For many people, Monday officially was the kick-off of the New Year.

But it’s already a week into January — is your excitement still going strong for all the lofty goals you’ve set for your business?

I don’t need to [INSERT A LAME STAT] here for you to understand that resolutions, goals, and to-dos are hard to stick with no matter whether it’s a personal goal, financial goal, relational goal or anything else.

If you’ve followed along with the past few episodes (episode #30 and #32) on how to set and crush your goals this year — then this is the missing piece you’re probably already realizing you need, to actually get shiz done.

So far your goals have been large, lofty and maybe even a little pie-in-the-sky… we all feel this way at the beginning of a new year, don’t feel bad!

In today’s episode, I want to break down how to actually tie your tasks and productivity to your goals so that you can be the friend at the table celebrating because you crushed all your goals.

How to Actually Hit Your Goals in 2019

Step 1: Break your goals into quarters

Your brain functions much better and doesn’t freak out as much when tasks are broken into smaller chunks. That’s totally not a scientific statement, but it’s true! It’s also easier to stay on course, keep yourself focused and get bigger results when you have a shorter time frame to get it done in.

So take your BIG goal for the year that you want to accomplish. Remember this goal needs to be specific + measurable with a definite time frame. Then break it down by what needs to happen each quarter for you to consider it crossed off.

Let’s say someone wants to make $50,000 in revenue in 2019. And she knows it will take her some time to ramp up to her full potential for sales, so she estimates she can bring in $10,000 in Quarter 1.

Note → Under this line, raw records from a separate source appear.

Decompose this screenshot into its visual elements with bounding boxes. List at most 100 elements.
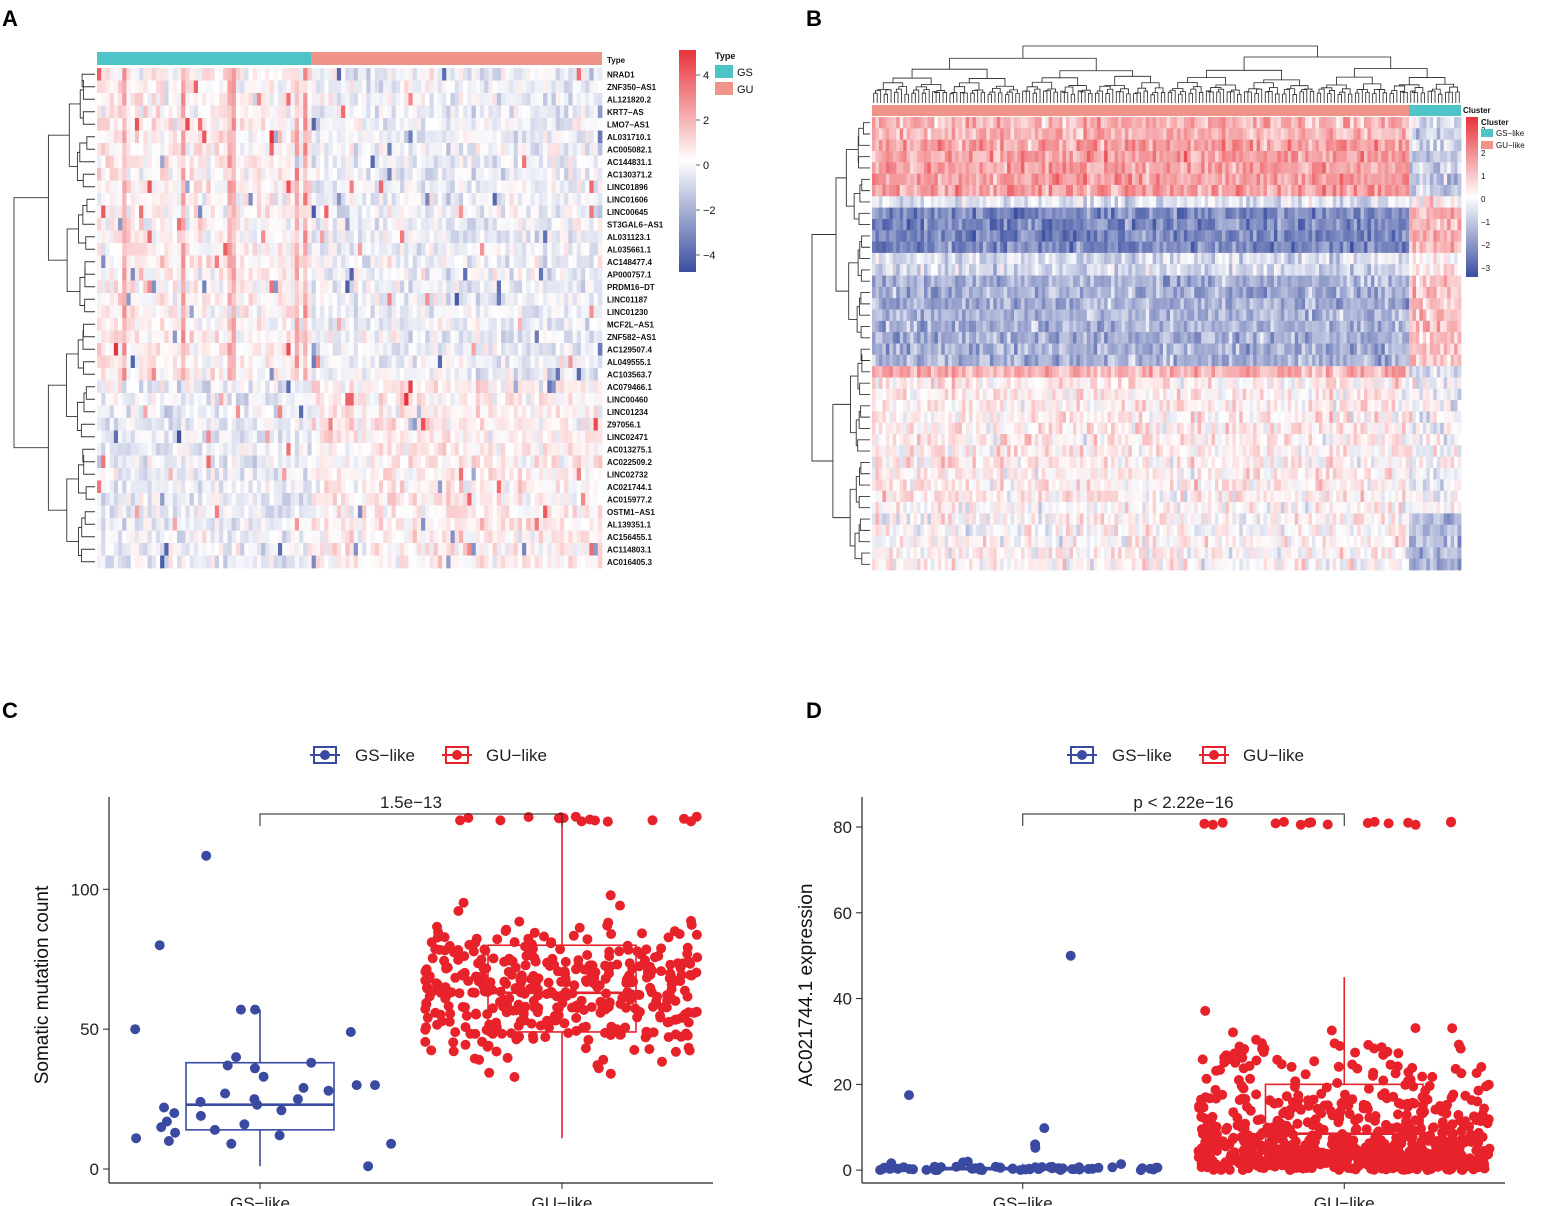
heatmap-cell: [214, 355, 220, 369]
heatmap-cell: [475, 155, 481, 169]
heatmap-cell: [442, 405, 447, 419]
heatmap-cell: [370, 518, 376, 531]
heatmap-cell: [176, 130, 182, 144]
heatmap-cell: [479, 380, 485, 394]
heatmap-cell: [585, 280, 590, 294]
heatmap-cell: [109, 330, 115, 344]
heatmap-cell: [214, 305, 220, 319]
heatmap-cell: [412, 80, 418, 94]
heatmap-cell: [589, 168, 594, 181]
heatmap-cell: [105, 230, 111, 244]
heatmap-cell: [597, 305, 603, 319]
heatmap-cell: [362, 155, 367, 169]
heatmap-cell: [387, 493, 392, 506]
heatmap-cell: [593, 155, 599, 169]
heatmap-cell: [189, 180, 195, 194]
heatmap-cell: [294, 93, 300, 106]
heatmap-cell: [315, 418, 321, 431]
scale-tick-label: 4: [703, 70, 709, 82]
dendrogram-branch: [68, 103, 81, 167]
heatmap-cell: [130, 268, 136, 281]
heatmap-cell: [580, 443, 586, 456]
heatmap-cell: [543, 380, 548, 394]
heatmap-cell: [471, 230, 477, 244]
heatmap-cell: [568, 305, 573, 319]
heatmap-cell: [219, 530, 224, 544]
heatmap-cell: [311, 468, 317, 481]
heatmap-cell: [408, 80, 414, 94]
heatmap-cell: [488, 255, 493, 269]
heatmap-cell: [467, 180, 472, 194]
heatmap-cell: [168, 105, 174, 119]
heatmap-cell: [429, 330, 435, 344]
heatmap-cell: [488, 455, 493, 469]
heatmap-cell: [315, 293, 321, 306]
heatmap-cell: [176, 243, 182, 256]
heatmap-cell: [328, 443, 334, 456]
heatmap-cell: [130, 380, 136, 394]
heatmap-cell: [509, 405, 515, 419]
heatmap-cell: [450, 505, 456, 519]
column-dendrogram-branch: [987, 93, 992, 103]
heatmap-cell: [362, 255, 367, 269]
heatmap-cell: [357, 105, 363, 119]
heatmap-cell: [509, 368, 515, 381]
heatmap-cell: [509, 130, 515, 144]
heatmap-cell: [505, 455, 510, 469]
dendrogram-branch: [85, 486, 95, 500]
heatmap-cell: [564, 555, 569, 569]
dendrogram-branch: [83, 361, 95, 375]
heatmap-cell: [547, 305, 552, 319]
heatmap-cell: [118, 130, 123, 144]
heatmap-cell: [332, 518, 338, 531]
heatmap-cell: [345, 68, 350, 81]
heatmap-cell: [269, 430, 275, 444]
dendrogram-branch: [82, 173, 95, 188]
heatmap-cell: [168, 443, 174, 456]
heatmap-cell: [572, 243, 578, 256]
column-dendrogram-branch: [1115, 91, 1121, 103]
heatmap-cell: [193, 205, 199, 219]
heatmap-cell: [450, 193, 456, 206]
heatmap-cell: [219, 343, 224, 356]
heatmap-cell: [147, 543, 153, 556]
heatmap-cell: [193, 118, 199, 131]
heatmap-cell: [126, 143, 132, 156]
heatmap-cell: [433, 68, 439, 81]
heatmap-cell: [484, 205, 489, 219]
heatmap-cell: [341, 105, 346, 119]
heatmap-cell: [517, 218, 523, 231]
heatmap-cell: [589, 255, 594, 269]
heatmap-cell: [164, 405, 169, 419]
heatmap-cell: [113, 455, 119, 469]
heatmap-cell: [214, 280, 220, 294]
heatmap-cell: [320, 405, 325, 419]
heatmap-cell: [366, 268, 371, 281]
heatmap-cell: [139, 480, 144, 494]
heatmap-cell: [328, 218, 334, 231]
heatmap-cell: [219, 80, 224, 94]
heatmap-cell: [109, 205, 115, 219]
heatmap-cell: [395, 443, 401, 456]
heatmap-cell: [559, 405, 565, 419]
heatmap-cell: [164, 530, 169, 544]
heatmap-cell: [421, 305, 426, 319]
heatmap-cell: [181, 330, 186, 344]
heatmap-cell: [282, 468, 287, 481]
heatmap-cell: [576, 80, 582, 94]
heatmap-cell: [176, 80, 182, 94]
heatmap-cell: [261, 393, 266, 406]
heatmap-cell: [475, 230, 481, 244]
heatmap-cell: [526, 193, 531, 206]
heatmap-cell: [357, 168, 363, 181]
heatmap-cell: [307, 255, 313, 269]
heatmap-cell: [400, 193, 405, 206]
heatmap-cell: [315, 480, 321, 494]
heatmap-cell: [492, 405, 498, 419]
heatmap-cell: [269, 155, 275, 169]
heatmap-cell: [530, 168, 536, 181]
heatmap-cell: [387, 443, 392, 456]
heatmap-cell: [391, 155, 397, 169]
heatmap-cell: [324, 455, 329, 469]
scale-tick-label: 0: [703, 160, 709, 172]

Step 2: Create progress goals

How will you actually make that $10,000? What would you need to sell, create, do, be?
Once you know how you’re going to bring in the revenue, break it down into 3-4 progress goals that show you if you’re on target and tangibly give yourself a way to hit that goal.

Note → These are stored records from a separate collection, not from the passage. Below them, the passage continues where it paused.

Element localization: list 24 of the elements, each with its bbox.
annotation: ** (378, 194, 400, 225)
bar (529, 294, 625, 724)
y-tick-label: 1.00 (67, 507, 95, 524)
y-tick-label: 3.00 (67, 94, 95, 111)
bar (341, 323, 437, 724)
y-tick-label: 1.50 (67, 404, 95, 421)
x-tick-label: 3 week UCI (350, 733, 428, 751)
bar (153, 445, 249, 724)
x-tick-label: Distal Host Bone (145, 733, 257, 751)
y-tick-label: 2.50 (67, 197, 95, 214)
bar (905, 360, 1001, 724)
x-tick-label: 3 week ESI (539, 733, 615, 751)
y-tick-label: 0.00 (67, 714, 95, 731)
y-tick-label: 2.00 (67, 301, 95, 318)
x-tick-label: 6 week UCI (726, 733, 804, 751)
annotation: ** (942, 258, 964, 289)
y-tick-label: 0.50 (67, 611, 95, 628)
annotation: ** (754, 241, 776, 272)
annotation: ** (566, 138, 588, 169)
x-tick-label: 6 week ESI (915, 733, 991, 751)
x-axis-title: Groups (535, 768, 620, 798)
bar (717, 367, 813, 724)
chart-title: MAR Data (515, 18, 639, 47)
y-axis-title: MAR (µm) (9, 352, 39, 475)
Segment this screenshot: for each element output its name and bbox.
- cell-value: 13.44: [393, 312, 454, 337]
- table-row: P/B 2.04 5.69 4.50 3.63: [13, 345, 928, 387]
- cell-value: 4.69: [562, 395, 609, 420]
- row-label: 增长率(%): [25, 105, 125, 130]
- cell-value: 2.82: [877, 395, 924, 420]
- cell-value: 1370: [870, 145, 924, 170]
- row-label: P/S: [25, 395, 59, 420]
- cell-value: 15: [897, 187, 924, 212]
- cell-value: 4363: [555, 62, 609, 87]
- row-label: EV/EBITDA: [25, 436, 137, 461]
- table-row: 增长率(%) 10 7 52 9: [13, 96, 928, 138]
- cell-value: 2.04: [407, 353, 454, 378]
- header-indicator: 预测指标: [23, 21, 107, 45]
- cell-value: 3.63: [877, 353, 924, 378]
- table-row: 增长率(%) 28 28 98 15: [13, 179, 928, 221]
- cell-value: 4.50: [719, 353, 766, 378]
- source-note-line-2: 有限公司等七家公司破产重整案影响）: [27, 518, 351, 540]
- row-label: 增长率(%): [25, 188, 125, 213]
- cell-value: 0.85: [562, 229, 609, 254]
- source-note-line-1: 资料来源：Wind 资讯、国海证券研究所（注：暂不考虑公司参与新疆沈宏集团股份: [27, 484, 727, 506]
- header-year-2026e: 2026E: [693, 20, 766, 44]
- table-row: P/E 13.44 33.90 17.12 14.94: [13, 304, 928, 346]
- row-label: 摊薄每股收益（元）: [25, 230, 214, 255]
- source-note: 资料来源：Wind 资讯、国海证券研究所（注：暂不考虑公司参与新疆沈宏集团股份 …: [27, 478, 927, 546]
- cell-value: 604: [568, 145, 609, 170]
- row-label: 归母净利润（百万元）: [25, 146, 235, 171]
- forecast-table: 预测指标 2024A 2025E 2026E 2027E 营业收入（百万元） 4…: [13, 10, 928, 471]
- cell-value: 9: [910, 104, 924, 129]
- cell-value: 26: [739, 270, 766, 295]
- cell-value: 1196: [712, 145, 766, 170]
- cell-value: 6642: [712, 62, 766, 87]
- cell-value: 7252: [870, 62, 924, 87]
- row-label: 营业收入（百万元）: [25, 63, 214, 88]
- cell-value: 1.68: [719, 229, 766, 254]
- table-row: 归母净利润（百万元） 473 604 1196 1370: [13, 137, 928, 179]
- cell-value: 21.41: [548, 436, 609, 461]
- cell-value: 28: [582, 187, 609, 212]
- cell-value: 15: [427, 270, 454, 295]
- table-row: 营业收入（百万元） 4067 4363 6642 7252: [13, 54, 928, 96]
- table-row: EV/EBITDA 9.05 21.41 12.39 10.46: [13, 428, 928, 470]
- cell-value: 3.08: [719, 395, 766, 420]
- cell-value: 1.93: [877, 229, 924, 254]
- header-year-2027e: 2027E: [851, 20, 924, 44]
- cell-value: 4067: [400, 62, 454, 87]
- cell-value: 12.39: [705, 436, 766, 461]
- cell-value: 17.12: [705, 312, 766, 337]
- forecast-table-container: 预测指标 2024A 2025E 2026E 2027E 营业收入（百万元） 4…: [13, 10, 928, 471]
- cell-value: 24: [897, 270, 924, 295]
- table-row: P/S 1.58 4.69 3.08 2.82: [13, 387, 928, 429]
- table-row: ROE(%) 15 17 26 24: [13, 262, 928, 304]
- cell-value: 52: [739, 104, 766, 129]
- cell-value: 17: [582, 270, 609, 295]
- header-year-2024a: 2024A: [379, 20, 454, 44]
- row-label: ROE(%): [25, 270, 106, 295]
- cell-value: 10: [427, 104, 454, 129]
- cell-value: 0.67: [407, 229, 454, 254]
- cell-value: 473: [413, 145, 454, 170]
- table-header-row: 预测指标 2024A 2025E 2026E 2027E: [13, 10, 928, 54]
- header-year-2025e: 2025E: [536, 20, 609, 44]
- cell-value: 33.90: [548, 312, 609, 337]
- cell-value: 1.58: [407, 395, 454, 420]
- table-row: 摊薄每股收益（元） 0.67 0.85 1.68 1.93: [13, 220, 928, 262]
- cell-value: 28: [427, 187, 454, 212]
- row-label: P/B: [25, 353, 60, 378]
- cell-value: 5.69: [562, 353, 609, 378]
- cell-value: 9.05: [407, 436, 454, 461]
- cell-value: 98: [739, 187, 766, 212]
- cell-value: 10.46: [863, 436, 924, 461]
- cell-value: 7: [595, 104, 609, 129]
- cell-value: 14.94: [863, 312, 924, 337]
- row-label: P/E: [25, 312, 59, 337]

For example, It’s easier to know you have to fill X group program spots this quarter to hit the goal, than to just know you want to sell $10,000 of services.
But then take it a step beyond just tangibly figuring out how to sell that much revenue in a quarter.

Besides selling, what has to happen? How will you find the people or sell to them? A second progress goal in this instance could be that you physically talk or make an offer to 4 people week.

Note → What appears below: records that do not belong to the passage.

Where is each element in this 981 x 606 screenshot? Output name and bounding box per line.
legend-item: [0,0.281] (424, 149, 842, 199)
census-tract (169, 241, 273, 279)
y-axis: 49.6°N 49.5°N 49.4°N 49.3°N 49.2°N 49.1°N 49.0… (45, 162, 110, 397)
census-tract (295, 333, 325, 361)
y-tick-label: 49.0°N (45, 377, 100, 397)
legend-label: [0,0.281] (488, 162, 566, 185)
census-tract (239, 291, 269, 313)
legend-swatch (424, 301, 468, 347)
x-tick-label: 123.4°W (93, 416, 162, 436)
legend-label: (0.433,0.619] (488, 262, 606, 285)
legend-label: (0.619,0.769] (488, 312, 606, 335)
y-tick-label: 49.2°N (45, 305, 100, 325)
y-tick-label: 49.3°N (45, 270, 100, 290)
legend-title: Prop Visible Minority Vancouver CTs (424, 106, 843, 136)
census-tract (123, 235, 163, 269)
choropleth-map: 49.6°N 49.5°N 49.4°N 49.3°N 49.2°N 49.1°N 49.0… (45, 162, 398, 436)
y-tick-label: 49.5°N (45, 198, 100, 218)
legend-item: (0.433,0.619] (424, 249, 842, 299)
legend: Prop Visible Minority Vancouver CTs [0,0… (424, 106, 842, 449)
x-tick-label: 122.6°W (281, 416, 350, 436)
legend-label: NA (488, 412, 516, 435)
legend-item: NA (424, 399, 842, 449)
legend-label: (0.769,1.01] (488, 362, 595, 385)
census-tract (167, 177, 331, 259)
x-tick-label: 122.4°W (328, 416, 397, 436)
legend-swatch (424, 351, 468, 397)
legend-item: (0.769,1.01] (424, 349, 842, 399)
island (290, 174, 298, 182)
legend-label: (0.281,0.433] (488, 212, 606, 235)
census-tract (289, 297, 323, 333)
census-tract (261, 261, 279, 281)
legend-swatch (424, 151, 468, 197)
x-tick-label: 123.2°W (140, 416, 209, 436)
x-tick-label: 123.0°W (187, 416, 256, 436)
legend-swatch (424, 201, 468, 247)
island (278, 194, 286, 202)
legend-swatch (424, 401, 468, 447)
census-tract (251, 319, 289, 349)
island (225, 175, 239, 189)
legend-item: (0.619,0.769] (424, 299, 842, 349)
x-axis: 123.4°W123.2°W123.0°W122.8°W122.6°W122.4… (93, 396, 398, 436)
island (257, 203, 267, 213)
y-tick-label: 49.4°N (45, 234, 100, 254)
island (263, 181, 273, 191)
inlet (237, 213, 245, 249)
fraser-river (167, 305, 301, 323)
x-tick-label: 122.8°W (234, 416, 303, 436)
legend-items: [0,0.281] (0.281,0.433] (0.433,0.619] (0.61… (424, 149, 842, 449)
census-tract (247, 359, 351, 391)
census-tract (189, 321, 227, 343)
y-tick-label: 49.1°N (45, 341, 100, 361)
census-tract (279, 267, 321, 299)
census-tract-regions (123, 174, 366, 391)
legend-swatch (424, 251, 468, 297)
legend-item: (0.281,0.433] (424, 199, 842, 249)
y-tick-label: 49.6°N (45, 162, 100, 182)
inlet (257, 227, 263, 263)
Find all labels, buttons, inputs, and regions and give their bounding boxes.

If you know you need X, and you have a pretty good closing rate of % when you talk to them, then it suddenly becomes a numbers game and your focus for the wu quarter becomes: how to do I bring in 4 people a week to talk to?

Step 3: Create actions + tasks

This is where the magic happens. If you noticed your thought progression throughout this goal-setting process, you’re getting more and more specific and focused as you work through each stage.

This step is where you get to the meat of why most people’s goals fail. They never make it out of a dream.

Remember our last question above: How do I bring in 4 people a week to talk to?

Ta-da! You just narrowed down the heart of what you need to “do” to grow your business.

Your action steps become all the ways you’re going to find people to connect with that are ideal.

This could be going to more networking events, running ads, having sales conversations, being active in communities with your ideal people, etc.

Because you’ve set progress goals and broken your goal into a three-month time period, you know exactly if you’re on or off the mark to hit that goal.

Now what?

Did you make an offer to 4 people this week? Looks like you have more people to talk to next week OR you need to get out there and start connecting.

This process of breaking a goal down into realistic steps has been a game-changer in my own life (both personal and professional) and for the clients, I work with to set and implement this quarterly breakdown of goals.

Do you see how if you know your target is four dreamy people a week to talk to, that all your marketing efforts are going to be on where to be to attract them, what messaging they’d look for based on what you’re offering in Step 2.

There’s a planner that follows this same type of outline that I’m describing that my fellow paper planners will love. It’s called Self Journal.

By taking the time to put the CEO hat on for your business, you’re truly transforming what your business is going to do in the next year.
Insanity is doing the same thing over and over and expecting different results.

Step outside the box and allow yourself space and time to grow into this goal. I can’t wait to hear how you’ve grown at the end of this year!